Дорога облегчённо выползла из черты плановой городской застройки, и теперь дурашливо вихлялась промеж остаточных явлений человеческой деятельности. Белокаменный, некогда на совесть сработанный, дом глупо и тоскливо лупился пустым взглядом с чувством выбитых окон. Недокопанный ров издевательски ухмылялся бензиновой радужной лужей по дну. Кривая труба, выползшая из-за холма и в растерянности уткнувшаяся в землю… Вдали, на явно бессмысленной станции, свистнул тепловоз -- по-дурацки разудало и не к месту. От всего этого веяло пьяным равнодушием, врождённой безнравственностью и тихой злостью на жизнь.
-- Всё загибается, – глухо отметил отец с лопатой. – Воровская страна.
-- Да, беда… -- равнодушно отреагировал сын с рюкзаком.
Интересное дело: оба шли в одно место, с одной целью, видели одно и то же. Но каждый видел по-разному. И цель, и окружающее, и вообще – всё у них было вразнобой, только шли в ногу.
Кладбище вырастало из плоской низины бытия серьёзной стеной запредельного. Сгусток иного, лишь частично человеческого мира. Прущее из призрачного царства мёртвых желание «быть» ощущалось в спокойном превосходстве серьёзного кладбищенского бора над неряшливым раскардашем окрест.

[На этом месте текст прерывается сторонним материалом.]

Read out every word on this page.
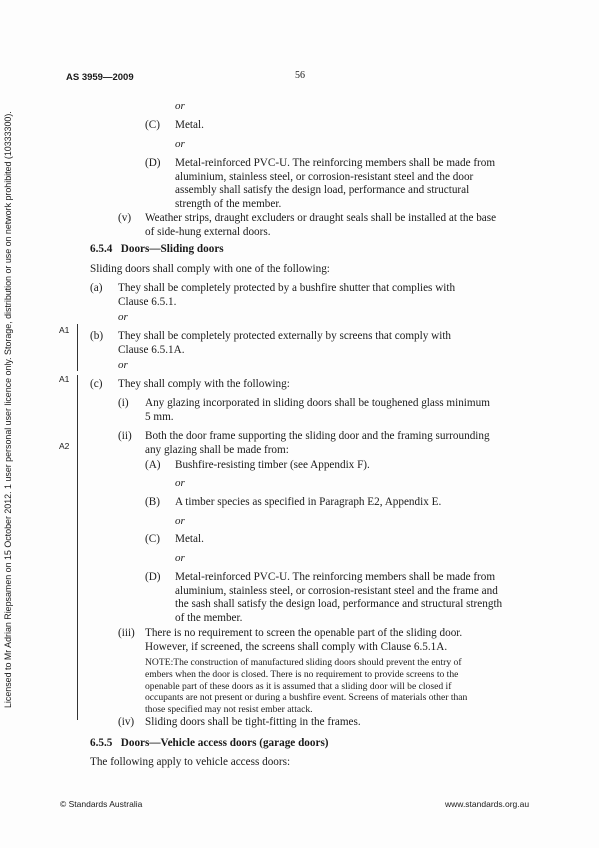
AS 3959—2009	56
Licensed to Mr Adrian Riepsamen on 15 October 2012. 1 user personal user licence only. Storage, distribution or use on network prohibited (10333300).
or
(C) Metal.
or
(D) Metal-reinforced PVC-U. The reinforcing members shall be made from
aluminium, stainless steel, or corrosion-resistant steel and the door
assembly shall satisfy the design load, performance and structural
strength of the member.
(v) Weather strips, draught excluders or draught seals shall be installed at the base
of side-hung external doors.
6.5.4 Doors—Sliding doors
Sliding doors shall comply with one of the following:
(a) They shall be completely protected by a bushfire shutter that complies with
Clause 6.5.1.
or
A1 (b) They shall be completely protected externally by screens that comply with
Clause 6.5.1A.
or
A1
A2
(c) They shall comply with the following:
(i) Any glazing incorporated in sliding doors shall be toughened glass minimum
5 mm.
(ii) Both the door frame supporting the sliding door and the framing surrounding
any glazing shall be made from:
(A) Bushfire-resisting timber (see Appendix F).
or
(B) A timber species as specified in Paragraph E2, Appendix E.
or
(C) Metal.
or
(D) Metal-reinforced PVC-U. The reinforcing members shall be made from
aluminium, stainless steel, or corrosion-resistant steel and the frame and
the sash shall satisfy the design load, performance and structural strength
of the member.
(iii) There is no requirement to screen the openable part of the sliding door.
However, if screened, the screens shall comply with Clause 6.5.1A.
NOTE:The construction of manufactured sliding doors should prevent the entry of
embers when the door is closed. There is no requirement to provide screens to the
openable part of these doors as it is assumed that a sliding door will be closed if
occupants are not present or during a bushfire event. Screens of materials other than
those specified may not resist ember attack.
(iv) Sliding doors shall be tight-fitting in the frames.
6.5.5 Doors—Vehicle access doors (garage doors)
The following apply to vehicle access doors:
© Standards Australia	www.standards.org.au
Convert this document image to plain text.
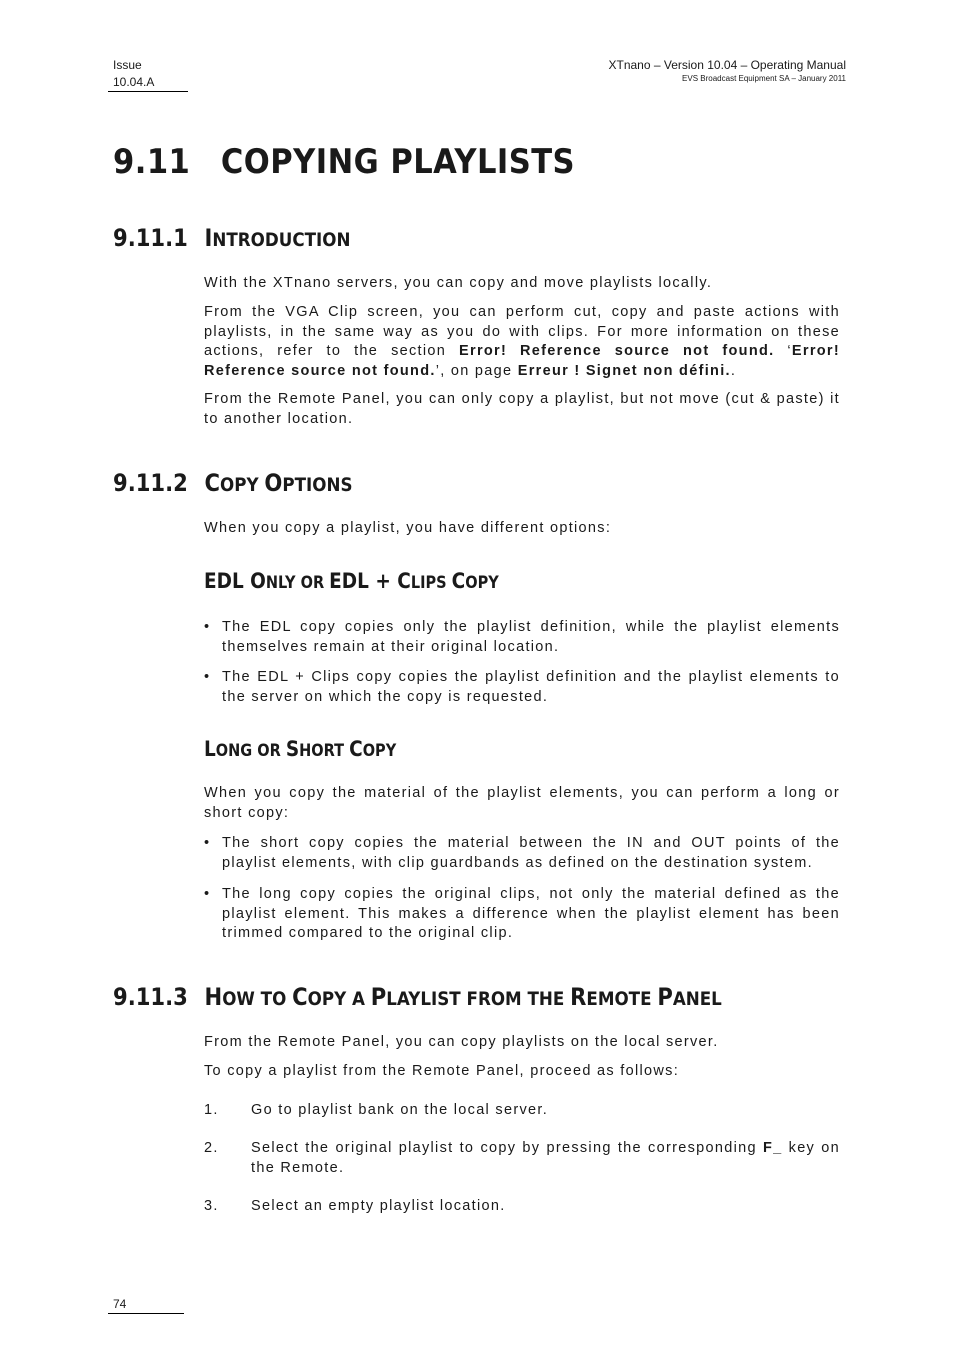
Issue
10.04.A
XTnano – Version 10.04 – Operating Manual
EVS Broadcast Equipment SA – January 2011
9.11 COPYING PLAYLISTS
9.11.1 INTRODUCTION

With the XTnano servers, you can copy and move playlists locally.

From the VGA Clip screen, you can perform cut, copy and paste actions with playlists, in the same way as you do with clips. For more information on these actions, refer to the section Error! Reference source not found. ‘Error! Reference source not found.’, on page Erreur ! Signet non défini..

From the Remote Panel, you can only copy a playlist, but not move (cut & paste) it to another location.

9.11.2 COPY OPTIONS

When you copy a playlist, you have different options:

EDL ONLY OR EDL + CLIPS COPY
• The EDL copy copies only the playlist definition, while the playlist elements themselves remain at their original location.
• The EDL + Clips copy copies the playlist definition and the playlist elements to the server on which the copy is requested.
LONG OR SHORT COPY

When you copy the material of the playlist elements, you can perform a long or short copy:

• The short copy copies the material between the IN and OUT points of the playlist elements, with clip guardbands as defined on the destination system.
• The long copy copies the original clips, not only the material defined as the playlist element. This makes a difference when the playlist element has been trimmed compared to the original clip.
9.11.3 HOW TO COPY A PLAYLIST FROM THE REMOTE PANEL

From the Remote Panel, you can copy playlists on the local server.

To copy a playlist from the Remote Panel, proceed as follows:

1. Go to playlist bank on the local server.
2. Select the original playlist to copy by pressing the corresponding F_ key on the Remote.
3. Select an empty playlist location.
74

«Ведь какая мощь, а?! Ели в косом свете иссиня-чёрные, эта жиденькая берёзовая чушь лишь подчёркивает… а плотность-то, плотность… оттолкнули за спину лазурь, даже солнце вроде как зависло в опасении столкнуться с этакой силой... Да-а-а!»
«Странное место. Вечной разлуки и повторяющихся встреч. Они здесь, но их уже нет. Их давно нет, а мы к ним. Мёртвые кости и жирный лес во всю мазуту. Намёк, проросшая из небытия в здешний мир притча».
Шаги в лад, а мысли в параллельных плоскостях. Кровь одна, вещество у обоих серое, а сознание: тут шар, тут нечто с гранями и углами. Парадокс.
Могилку еле нашли. Трава по пояс, и в ней путались память и совесть. Где – не помнишь, а за забывчивость совестно. Кошелёк не забудешь, а милого сердцу покойника – с лёгкостью необыкновенной. Блуждали в лабиринте оградок, молчали и мучились. Старший сетовал на память, младший - на память старшего. Первый запинался в душе оттого, что забыл; второй угнетался по причине того, что и не знал. Вдруг раз – и вышли.
Грязноватая небесно-голубая эмаль чулком сползала по прутьям ограды. Банальный, массового производства, крест гордо выпрямился, выпячивая вперёд передовую эмалевую фотобляху. Крест напоминал сельского орденоносца, усохшего от непосильных трудов, но гордо расправляющего отмеченную медалью грудь. Хороша эмаль. Ни дождь, ни снег, ни ветер. Ничто не способно погасить знакомый лик с хитрым прищуром.
Вошли в ограду, постояли в изножье чуть видного холмика. Лица у обоих вдумчивые и отрешённые. На каждом лице сознание важности миссии. Мыслей зато -- кот наплакал. «Здравствуй, мать». «Как ты, бабушка?» Да и какие там мысли, если рассудить? В чувствах бы разобраться…
-- Думаю, дёрн снимем, а там уж…? – не очень уверенно предложил отец, словно опасаясь отказа.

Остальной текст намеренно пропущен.